Spontaneously occurring action potentials and postsynaptic potentials were recorded intracellularly from mouse spinal cord (SC) neurons and dorsal root ganglion (DRG) neurons in mixed SC and DRG cell cultures. In some SC cells, excitatory postsynaptic potentials were evoked by electrical stimulation of a nearby SC or DRG cell. SC and DRG neurons had distinguishing morphologic and electrophysiologic properties. SC neurons usually were elliptical or stellate and had several branched processes whereas DRG cells were most commonly round and had on the average only one process, but occasionally 3 or 4. Calculations from cell measurements revealed that SC neurons had less soma surface area and more process surface area than DRG cells, with a similar total surface area for each class. Lower resting membrane potentials were recorded from SC neurons, but when the capability for action potential generation was tested at comparable steady membrane potentials, most SC and less than half of DRG neurons fired repetitively to electrical stimulation.
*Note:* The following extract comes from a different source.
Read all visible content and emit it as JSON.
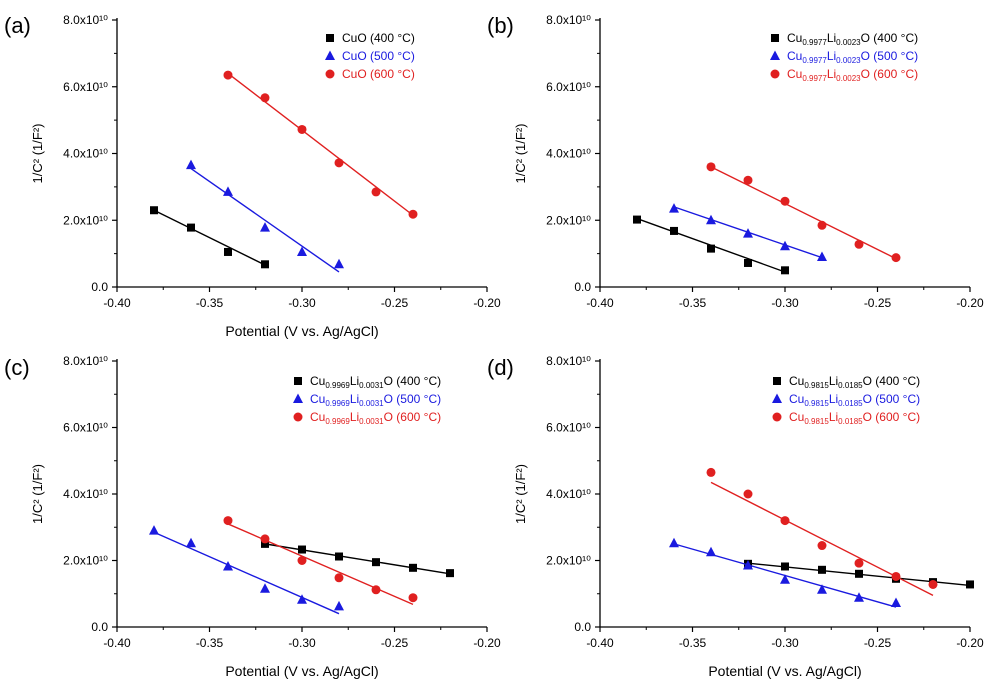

During the depolarizing and repolarizing phases of SC cell action potentials the rates of change of membrane potential were lower than for DRG cells, which had rapidly rising action potentials and a markedly negative afterpotential. An initially delayed repolarization phase was characteristic of the DRG cell action potential. Cell cultures were prepared by trypsin dissociation of spinal cords with attached spinal ganglia from fetuses of 10, 11, 12, 13, 14, and 17 days gestational age. Cell cultures grown on plastic or collagen were studied electrophysiologically at times from 16 to 94 days.